Mulligan gets best of Education

It has been said that casting is everything, and there’s no question that the critically acclaimed drama An Education owes much of its success to director Lone Scherfig’s choice of Carey Mulligan for the lead role.

The 24-year-old actress had only appeared in a handful of small film roles when Scherfig tapped her for the demanding part of Jenny, a 16-year-old schoolgirl drawn into a relationship with an older man (Peter Sarsgaard) against the drab backdrop of early ’60s England.

“There’s a slight resemblance between her and Lynn Barber, the woman whose memoir was the basis for the film,” explains Scherfig during an interview at this year’s Toronto International Film Festival. “But it wasn’t about how she looked. Carey has strength and fragility at the same time.

“She’s not over-schooled in any way. She doesn’t have an acting education, but she makes good choices and has good taste. It was a big part and a long shoot, but I thought that she could handle it.”

Mulligan concurs that she was up for the challenge of carrying the film — partially because she refused to really see it in those terms.

“I know Jenny is in every scene,” says the London native, “but I never thought of her as the lead of the film. It’s only in retrospect that I can see how much I’m in it. Lone made it feel like such an ensemble piece. So I always thought that Peter or Alfred (Molina) would carry the film. I just never felt that pressure, or like I was on my own. But a couple of days before Sundance, I started to think ‘Crikey, if this is bad, then it’s my fault.’”
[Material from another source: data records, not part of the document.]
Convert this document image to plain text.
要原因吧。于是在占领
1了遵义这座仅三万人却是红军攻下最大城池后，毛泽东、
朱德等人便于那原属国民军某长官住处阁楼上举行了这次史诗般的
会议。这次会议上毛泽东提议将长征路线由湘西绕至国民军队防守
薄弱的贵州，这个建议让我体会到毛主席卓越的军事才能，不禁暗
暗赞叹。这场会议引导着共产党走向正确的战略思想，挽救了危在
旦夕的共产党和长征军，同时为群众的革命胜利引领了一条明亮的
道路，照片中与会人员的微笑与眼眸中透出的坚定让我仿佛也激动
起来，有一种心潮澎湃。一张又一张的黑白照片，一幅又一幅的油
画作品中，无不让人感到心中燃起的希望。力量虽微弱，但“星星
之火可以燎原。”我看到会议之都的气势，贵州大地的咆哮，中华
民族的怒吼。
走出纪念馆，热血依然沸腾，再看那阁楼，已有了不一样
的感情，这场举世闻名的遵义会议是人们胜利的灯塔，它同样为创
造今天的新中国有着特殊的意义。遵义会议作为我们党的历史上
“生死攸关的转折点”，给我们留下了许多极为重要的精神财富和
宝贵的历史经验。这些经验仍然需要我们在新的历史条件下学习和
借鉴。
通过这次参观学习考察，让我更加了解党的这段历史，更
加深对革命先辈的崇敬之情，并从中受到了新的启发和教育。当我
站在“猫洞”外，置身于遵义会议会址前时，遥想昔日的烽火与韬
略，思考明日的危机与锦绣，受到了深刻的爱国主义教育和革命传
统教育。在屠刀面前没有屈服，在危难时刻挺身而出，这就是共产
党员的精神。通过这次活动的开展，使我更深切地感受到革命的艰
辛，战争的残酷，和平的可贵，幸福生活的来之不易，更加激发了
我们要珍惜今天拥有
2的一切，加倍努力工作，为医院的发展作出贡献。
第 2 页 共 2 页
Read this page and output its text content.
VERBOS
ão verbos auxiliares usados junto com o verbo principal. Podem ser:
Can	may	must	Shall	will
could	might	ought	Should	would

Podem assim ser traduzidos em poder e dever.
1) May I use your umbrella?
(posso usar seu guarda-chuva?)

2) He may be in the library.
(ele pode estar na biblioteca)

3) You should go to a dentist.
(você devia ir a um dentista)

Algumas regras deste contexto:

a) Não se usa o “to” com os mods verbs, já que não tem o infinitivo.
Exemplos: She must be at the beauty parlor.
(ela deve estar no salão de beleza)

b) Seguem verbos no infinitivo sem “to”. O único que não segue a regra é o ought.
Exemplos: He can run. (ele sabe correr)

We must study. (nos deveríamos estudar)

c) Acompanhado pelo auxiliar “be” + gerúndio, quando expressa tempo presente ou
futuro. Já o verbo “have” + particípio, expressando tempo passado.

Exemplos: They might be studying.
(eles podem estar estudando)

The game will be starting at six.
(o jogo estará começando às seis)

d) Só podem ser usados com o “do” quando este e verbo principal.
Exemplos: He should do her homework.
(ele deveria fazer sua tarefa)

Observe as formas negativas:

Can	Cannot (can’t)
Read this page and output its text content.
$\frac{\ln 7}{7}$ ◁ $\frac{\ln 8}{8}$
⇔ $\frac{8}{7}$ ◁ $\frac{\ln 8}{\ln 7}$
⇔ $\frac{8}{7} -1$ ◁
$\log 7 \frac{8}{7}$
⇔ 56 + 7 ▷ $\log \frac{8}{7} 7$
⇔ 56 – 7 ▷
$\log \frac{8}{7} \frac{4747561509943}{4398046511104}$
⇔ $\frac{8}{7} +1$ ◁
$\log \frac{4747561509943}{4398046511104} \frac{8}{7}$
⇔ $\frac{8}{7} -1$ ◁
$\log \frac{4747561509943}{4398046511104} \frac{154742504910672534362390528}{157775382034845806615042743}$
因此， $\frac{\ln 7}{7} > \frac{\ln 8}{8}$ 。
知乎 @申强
Given that Mulligan is being discussed as an Oscar darkhorse, it’s clear that she held up her end of the bargain: Her performance is deeply felt even if the film’s plot machinery is a bit creaky.

“I was really able to relate to Jenny around the frustration of education for its own sake,” says Mulligan. “Even when I went abroad to boarding school, I never felt like I was learning anything for myself.

“We went to really cool places with school, but we were always thinking about how we could get out, and get a drink.”